İsnaddaki bu ziyade yüzünden hadise ta'n edebilmek için isnadda ziyade etmeyen sika ravi, ziyade eden ravinin üst tarafındaki raviden hadis işittiğini tasrih etmiş olması gerekir. Bu sika ravinin rivayeti şayet “an” gibi semaa delalet etmediği gibi inkıta ihtimaline yol açan bir lafızla olmuşsa, ziyadeyi ihtiva eden rivayet tercih edilir. 716
el-Hatîbu'1-Bağdâdî bu konuda Temyîzu'l-Mezîd fi Muttasili'l-Esânîd isimli bir kitap yazmıştır. 717
Min Belâyâhu:
“Belalarından biri de (şudur)” manasına gelen bu cümlecik, bir rivayetin mevzu olduğunu gösteren karinelere işaret etmekte kullanılmıştır.
Min...İlâ:
Bk. Lâ... ilâ.
Mine's-Sunne Kezâ:
“Şu iş sünnettir” manasına bir tabir olup bir hadisin hükmen merfu olduğunu gösteren ifadelerdendir. Sahabîlerden biri bir şeyden bahsederken, böyle bir ifade kullanmışsa, o bahsettiği şeyin hükmen Hz. Peygambere kadar ulaştığı manasına gelir. Bu da o şeyin onun bilgisi altında işlendiğini gösterir.
Misle Hadisin Kablehu Metnuhû Kezâ Ve Kezâ:
Bk. Mislehû.
Mislehû:
“Onun benzeri” anlamını veren bu lafız, muhaddisin bir hadisi bir isnadla sevkettikten sonra aynı hadisi ikinci isnadiyle vermek istediğinde metni aynen zikretmeyip ikinci isnadı verdiği yerde kullanılan tabirlerdendir. Böyle aynı hadisi iki isnadla verip ikincide metnini tekrar etmeden bu ifadeyle yetinen muhaddis bu ifadesiyle “ikinci isnadın metni de öncekinin metninin benzeridir” demiş gibi olur.
Aynı yerde mislehû sevâ'en (ilk metnin tıpkı aynısı); nahvehu (ilk metnin tıpkısı) tabirleri de kullanılır.
Bazı muhaddisler bir metni sevkettikten sonra ikinci isnad ile aynı metni vermekte böyle bir tabir kullanmayı hoş görmezler. Nitekim Şu'be, “fulân an fulân mislehû demek yetmez” demiştir. Ayrıca aynı âlimin “ravinin nahvehu demesi şekdir” dediği de rivayet edilmiştir.

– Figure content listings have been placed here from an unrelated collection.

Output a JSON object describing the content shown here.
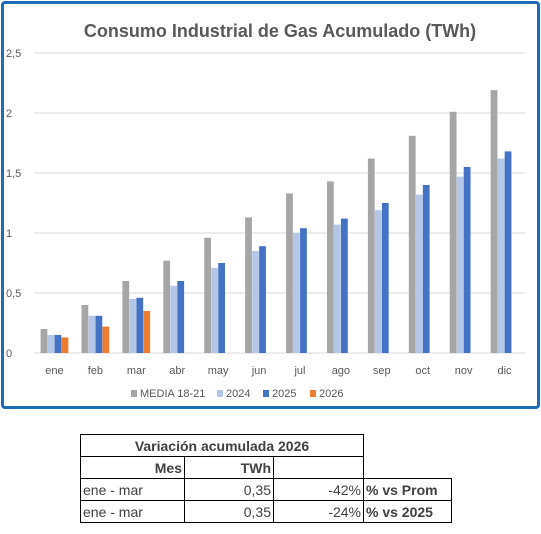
{
  "chart_data": {
    "type": "bar",
    "title": "Consumo Industrial de Gas Acumulado (TWh)",
    "categories": [
      "ene",
      "feb",
      "mar",
      "abr",
      "may",
      "jun",
      "jul",
      "ago",
      "sep",
      "oct",
      "nov",
      "dic"
    ],
    "ylim": [
      0,
      2.5
    ],
    "yticks": [
      "0",
      "0,5",
      "1",
      "1,5",
      "2",
      "2,5"
    ],
    "ytick_values": [
      0,
      0.5,
      1,
      1.5,
      2,
      2.5
    ],
    "grid": true,
    "legend_position": "bottom",
    "series": [
      {
        "name": "MEDIA 18-21",
        "color": "#a6a6a6",
        "values": [
          0.2,
          0.4,
          0.6,
          0.77,
          0.96,
          1.13,
          1.33,
          1.43,
          1.62,
          1.81,
          2.01,
          2.19
        ]
      },
      {
        "name": "2024",
        "color": "#b4c7e7",
        "values": [
          0.15,
          0.31,
          0.45,
          0.56,
          0.71,
          0.85,
          1.0,
          1.07,
          1.19,
          1.32,
          1.47,
          1.62
        ]
      },
      {
        "name": "2025",
        "color": "#4472c4",
        "values": [
          0.15,
          0.31,
          0.46,
          0.6,
          0.75,
          0.89,
          1.04,
          1.12,
          1.25,
          1.4,
          1.55,
          1.68
        ]
      },
      {
        "name": "2026",
        "color": "#ed7d31",
        "values": [
          0.13,
          0.22,
          0.35,
          null,
          null,
          null,
          null,
          null,
          null,
          null,
          null,
          null
        ]
      }
    ]
  },
  "table": {
    "title": "Variación acumulada 2026",
    "col_mes": "Mes",
    "col_twh": "TWh",
    "rows": [
      {
        "mes": "ene - mar",
        "twh": "0,35",
        "variation": "-42%",
        "label": "% vs Prom"
      },
      {
        "mes": "ene - mar",
        "twh": "0,35",
        "variation": "-24%",
        "label": "% vs 2025"
      }
    ]
  }
}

Bununla birlikte Sufyânu's-Sevrî'ye göre ravinin şeyhi eğer zabtı ve hıfzı tam, hadis lafızlarını birbirinden ayırmaya gücü yeten; rivayetinin sayısına dikkat ve itina gösteren bir de sika olarak tanınan biri ise böyle ikinci isnaddan sonra metni tekrarlamadan nahvehu gibi bir ifade kullanması caizdir. Değilse caiz olmaz.
Bu konuda üçüncü bir görüş daha vardır. Yahya b. Ma'în'e ait bu görüşe göre ravinin şeyhi Sufyânu's-Sevri'nin görüşündeki şartları haizse mislehû demesi caiz olursa da nahvehu demesi olmaz. el-Hâkimu'n-Nisabürî de aynı kanaattedir. Ona göre mislehû ile nahvehu arasındaki farkı gözetmek muhaddise gerekli olan zabt ve itkanın bir nevidir. Her iki isnada ait metinlerin aynı lafızlarla olduğuna kesinlikle emin olmadıkça ona mislehû demek helal olmaz. Ancak metinler lafız yönünden aynı olmayıp da yalnız mana yönünden bir iseler o zaman nahvehu diyebilir.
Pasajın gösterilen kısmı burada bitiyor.